- Pets and Animals
Enjoy A Saltwater Seascape In Your Home
Having a shark swimming in your living room might make you the envy of the neighborhood, but that mysterious creature from the deep is a poor choice if you want to survive a plunge into the fascinating hobby of marine aquariums. Fortunately there are plenty of other exciting, easier-to-manage and colorful species available to inhabit your amateur saltwater world. If you're really daring, you can give them a reef complete with waving anemones, vibrant corals and curious crustaceans.
Know this: Marine aquariums take work. They're more expensive to set up and harder to maintain because there's a smaller margin of error if the water chemistry is off. (Translation: It's easier to kill your purchases.) But the primary reason you don't want sharks is size. Nearly every available species grows too large, 4 feet or more, to turn around in even the very largest typical home aquarium.
Sharks are inappropriate for most hobbyist aquariums. People who want to see a shark up close and personal should visit a public aquarium. Instead, buy freshwater fish sold as "sharks" that are actually carps or catfish, or better yet, build a breathtaking marine showcase without them.

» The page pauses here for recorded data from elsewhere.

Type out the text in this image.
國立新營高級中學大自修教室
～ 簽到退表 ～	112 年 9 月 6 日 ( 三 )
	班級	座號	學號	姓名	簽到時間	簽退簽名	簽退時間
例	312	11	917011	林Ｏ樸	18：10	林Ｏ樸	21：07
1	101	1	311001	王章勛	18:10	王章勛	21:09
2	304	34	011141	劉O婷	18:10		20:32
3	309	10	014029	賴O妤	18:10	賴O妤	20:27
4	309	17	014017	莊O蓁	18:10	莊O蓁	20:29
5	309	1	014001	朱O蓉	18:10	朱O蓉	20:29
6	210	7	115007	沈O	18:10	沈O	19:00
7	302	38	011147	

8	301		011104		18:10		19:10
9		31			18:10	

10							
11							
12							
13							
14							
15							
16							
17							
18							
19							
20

First, decide your aquarium's focus: Fish only, which cost a few hundred dollars to establish, or a reef ecosystem with live corals, anemones and other invertebrates that can run $2,000 or more. The biggest mistake most beginners make is failing to do some reading and make a plan for the tank and its inhabitants. Research compatibility, food requirements and space issues. Take advantage of the numerous books, magazines, aquarium clubs and Web sites.
For a typical home aquarium, a tank of about 30 to 75 gallons is the usual choice. It's always best to buy the largest system you can accommodate. Basic setups cost about $15 per gallon (not including fish and other livestock). More upscale systems, with automated controls, fancy cabinetry, etc., can cost more than twice as much.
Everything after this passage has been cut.